1977年参議院議員に初当選以降、田中角栄、小沢一郎に従い政界を見てきた藤井裕久が政治を語る。
藤井は大蔵省出身であり、消費税導入・福祉目的化を理念とする。また熱狂後の負の遺産を懸念。
お勧め度:☆☆(大著)
キーワード:熱狂、田中角栄、消費税、大蔵省、秘書官、変動相場制、ハイパーインフレ、資源外交、日本列島改造、三木武夫、福田赳夫、竹下登、社会福祉、大平正芳、中曽根康弘、増税なき財政再建/行政改革、売上税、プラザ合意、バブル経済、リクルート事件、政治改革、小沢一郎、非自民連立政権、福祉目的化、国民福祉税、新進党、自由党、自自連立政権、民由合併、民主党、政権交代、小選挙区制度、金融緩和、集団的自衛権、戦争責任
○はじめに
・70年代は田中角栄が「今太閤」ともてはやされた熱狂の時代。その後物心均衡の時代に入り、田中政治は金脈問題を批判され、消費税が置き土産となった。
○角福戦争
・1955著者は年東大法学部卒業後、大蔵省に入省。当時の省是は「財政健全化、適正な低金利、公平な税制」であり、また「政治に興味を持つな」が方針であった。71年佐藤内閣の竹下官房長官の秘書官として政治に身を置く。
・72年7月田中角栄は総裁選で佐藤前首相が押す福田赳夫に勝利し首相に。著者は引き続き二階堂官房長官の秘書官になる。62年田中は大蔵大臣になるが、役人に仕事しやすい環境を作るタイプであった。田中の冠婚葬祭の包みは佐藤の3倍であった。田中は官僚の前例踏襲・無責任体質・セクショナリズム・上から目線を嫌った。田中は『日本列島改造論』にあるように新幹線整備・高速道路建設と公共事業に予算をつぎ込んだ。田中には新潟の雪、群馬のからっ風を防ぐため「谷川岳をぶっ潰す」の発言もあった。
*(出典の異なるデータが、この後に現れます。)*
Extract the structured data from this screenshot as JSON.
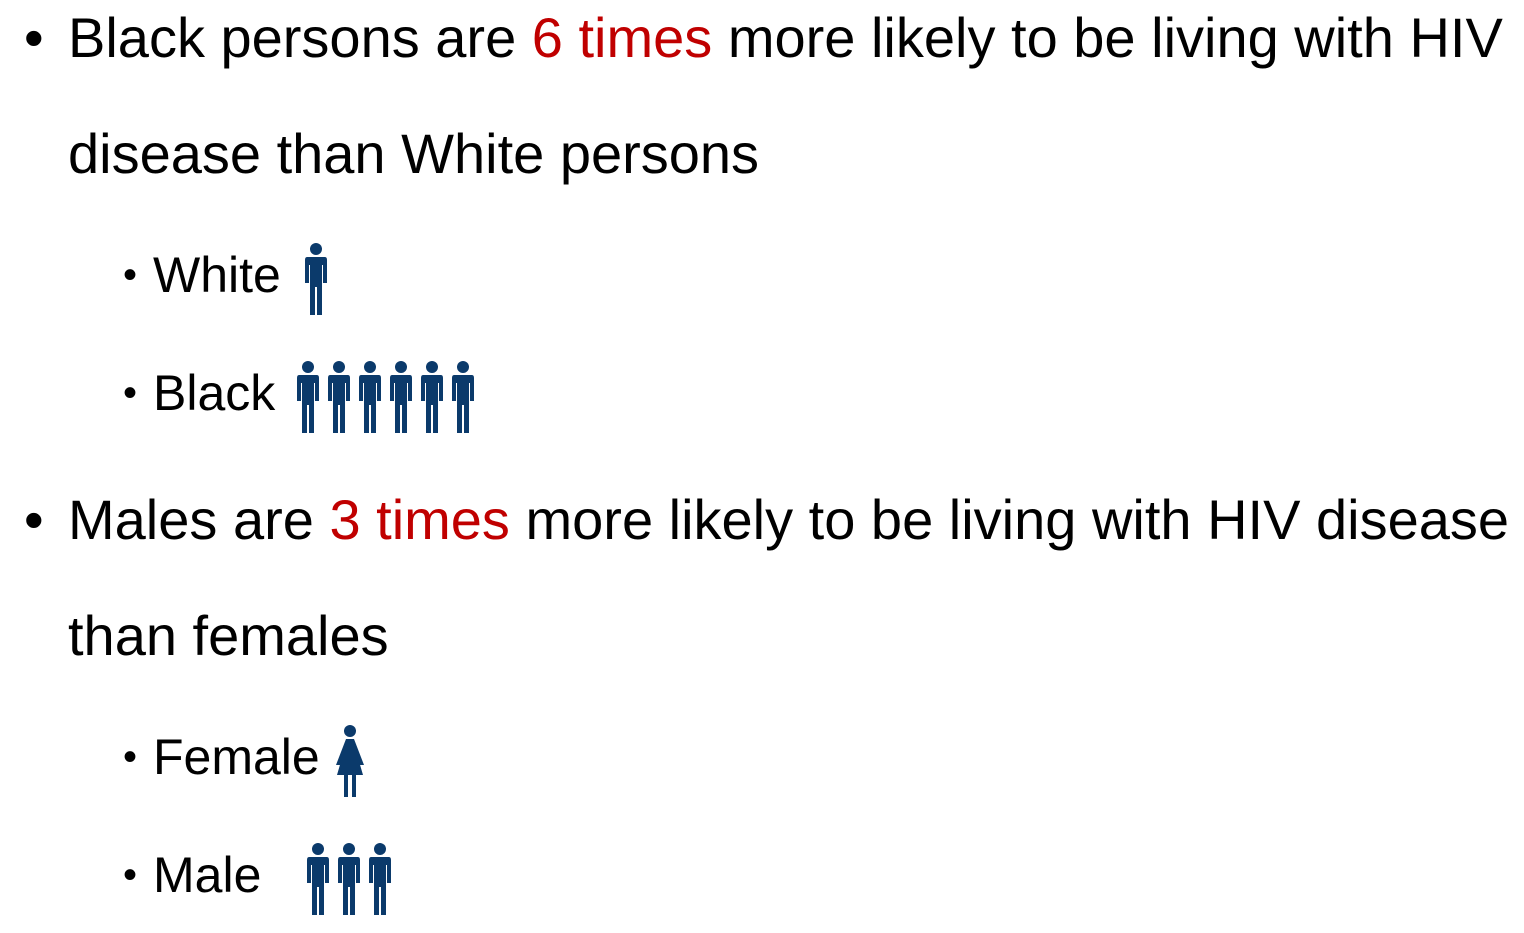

73年に入ると物価が高騰、10月第4次中東戦争によるオイル・ショックでインフレはさらに加速。田中政治は「昭和元禄のシッポ」(高度成長のシッポ)であった。
・一方福田は戦前の主計官の経験から均衡財政・インフレ抑制・安定成長を路線とした。
・71年ニクソン大統領はベトナム戦争による財政赤字、国際収支悪化から金兌換を停止(ブレトンウッズ体制→スミソニアン体制)。73年さらに変動相場制に移行し円高に。73年物価上昇率は11.7%になり、総需要抑制・金融引締めに転換。公定歩合を4.25%から9%に上げる(消費は美徳から節約は美徳に)。それなのに74年予算で2兆円の減税を行いハイパーインフレに(物価上昇率は24.5%)。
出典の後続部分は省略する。